As the years went buy, money from these budgets was spent on things that had nothing to do with boring ol’ infrastructure. They money went directly to certain favored groups. Worthy groups, to be sure, such as nonprofits. But the groups had nothing to do with potholes.

As one council member famously said, “People are infrastructure, too.”

I thought to myself after seeing Arias’ proposed amendment: Could council infrastructure budgets end up paying for the bigger intern stipends, thus codifying the “people are infrastructure” view?

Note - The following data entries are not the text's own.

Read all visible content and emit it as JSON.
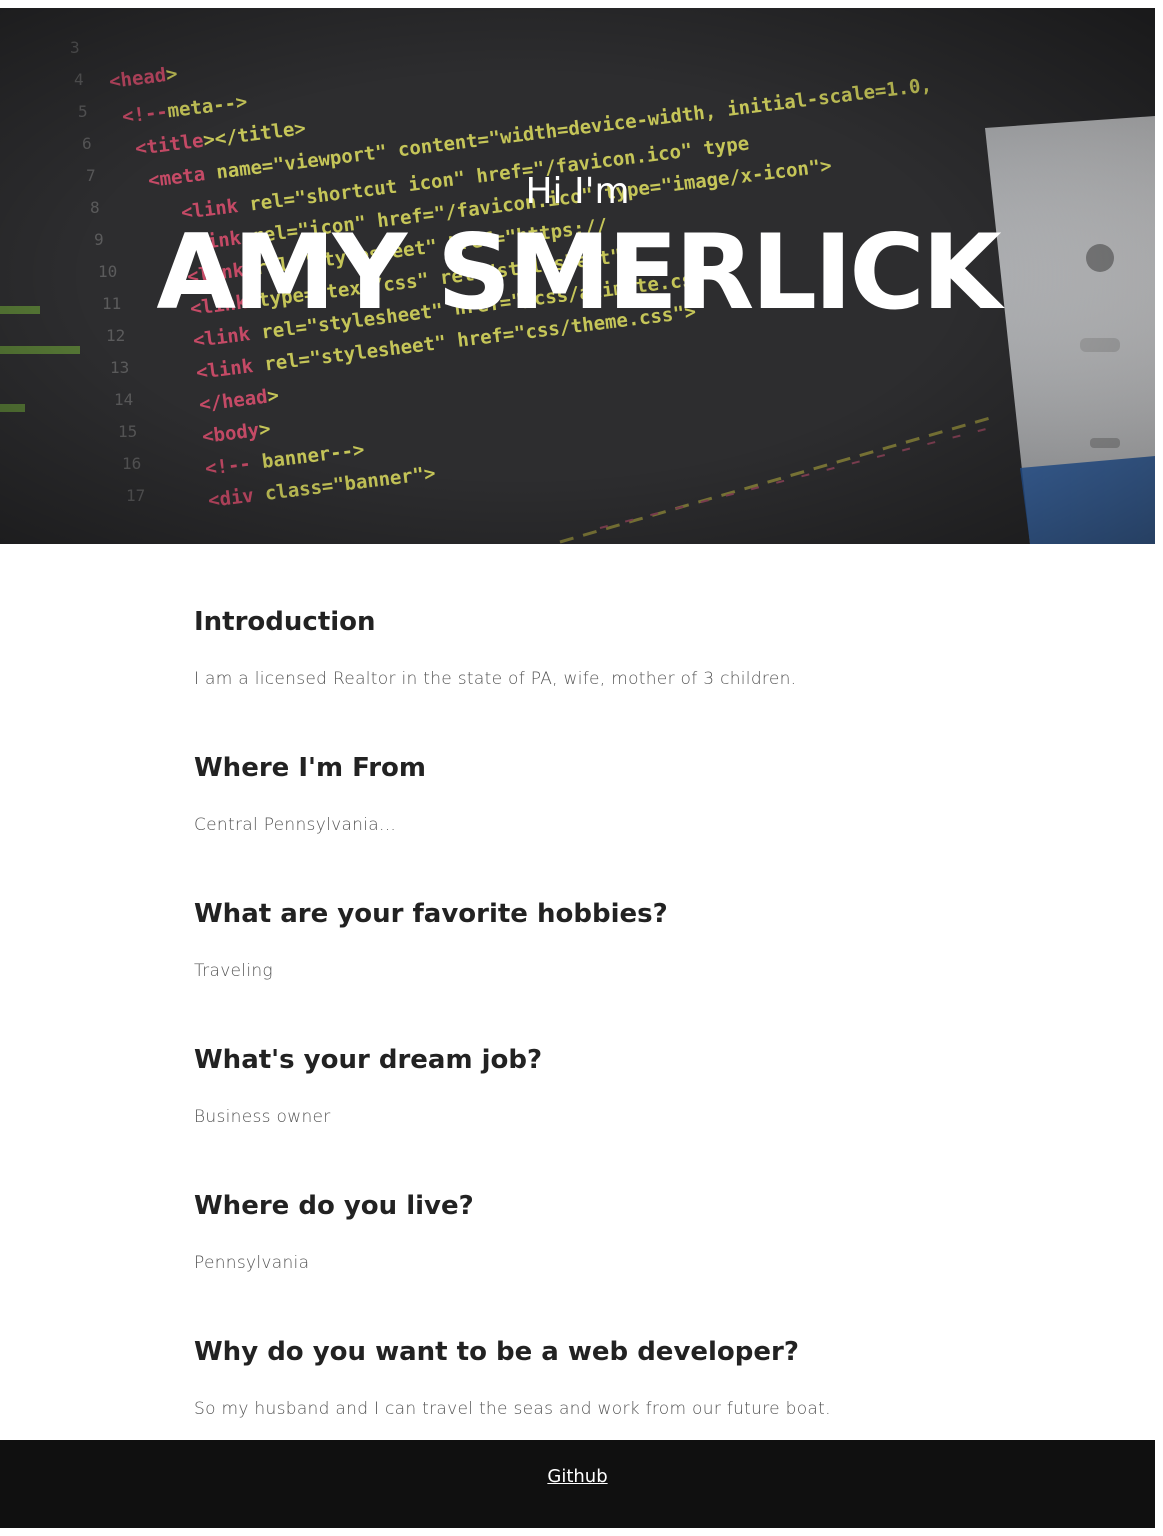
{
  "hero": {
    "greeting": "Hi I'm",
    "name": "AMY SMERLICK",
    "background_code_lines": [
      "<head>",
      "<!--meta-->",
      "<title></title>",
      "<meta name=\"viewport\" content=\"width=device-width, initial-scale=1.0,",
      "<link rel=\"shortcut icon\" href=\"/favicon.ico\" type",
      "<link rel=\"icon\" href=\"/favicon.ico\" type=\"image/x-icon\">",
      "<link rel=\"stylesheet\" href=\"https://",
      "<link type=\"text/css\" rel=\"stylesheet\"",
      "<link rel=\"stylesheet\" href=\"/css/animate.css\">",
      "<link rel=\"stylesheet\" href=\"css/theme.css\">",
      "</head>",
      "<body>",
      "<!-- banner-->",
      "<div class=\"banner\">"
    ],
    "line_numbers": [
      "3",
      "4",
      "5",
      "6",
      "7",
      "8",
      "9",
      "10",
      "11",
      "12",
      "13",
      "14",
      "15",
      "16",
      "17"
    ]
  },
  "sections": [
    {
      "heading": "Introduction",
      "body": "I am a licensed Realtor in the state of PA, wife, mother of 3 children."
    },
    {
      "heading": "Where I'm From",
      "body": "Central Pennsylvania..."
    },
    {
      "heading": "What are your favorite hobbies?",
      "body": "Traveling"
    },
    {
      "heading": "What's your dream job?",
      "body": "Business owner"
    },
    {
      "heading": "Where do you live?",
      "body": "Pennsylvania"
    },
    {
      "heading": "Why do you want to be a web developer?",
      "body": "So my husband and I can travel the seas and work from our future boat."
    }
  ],
  "footer": {
    "link_label": "Github"
  },
  "colors": {
    "hero_bg": "#2b2b2c",
    "heading": "#222222",
    "body_text": "#555555",
    "footer_bg": "#101010",
    "code_tag": "#f0a040",
    "code_attr": "#e0e060",
    "code_keyword": "#e05070"
  }
}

I called Vice President Arias on Tuesday and asked for clarification. To cut to the chase, he made two key points:

1.) City Hall has a designated pool of funds for intern stipends. This money is used by all departments, including the City Council. The Council will pay its intern stipends, whether $500 maximum or $1,000 maximum, from this pot of money. Council infrastructure budgets will go solely to traditional infrastructure projects, Arias said.   

2.) I kept bringing up that pesky sentence: “Stipends shall be allocated from the discretionary budget of the Council District for which the intern volunteers.” It’s 2019, Arias said, not 1999. The definition of “discretionary” budget has changed in 20 years. Any uncertainty as to what constitutes a council member’s discretionary budget and what constitutes a council member’s infrastructure budget will be cleared up on Thursday.

Arias’ proposed amendment is on the consent calendar.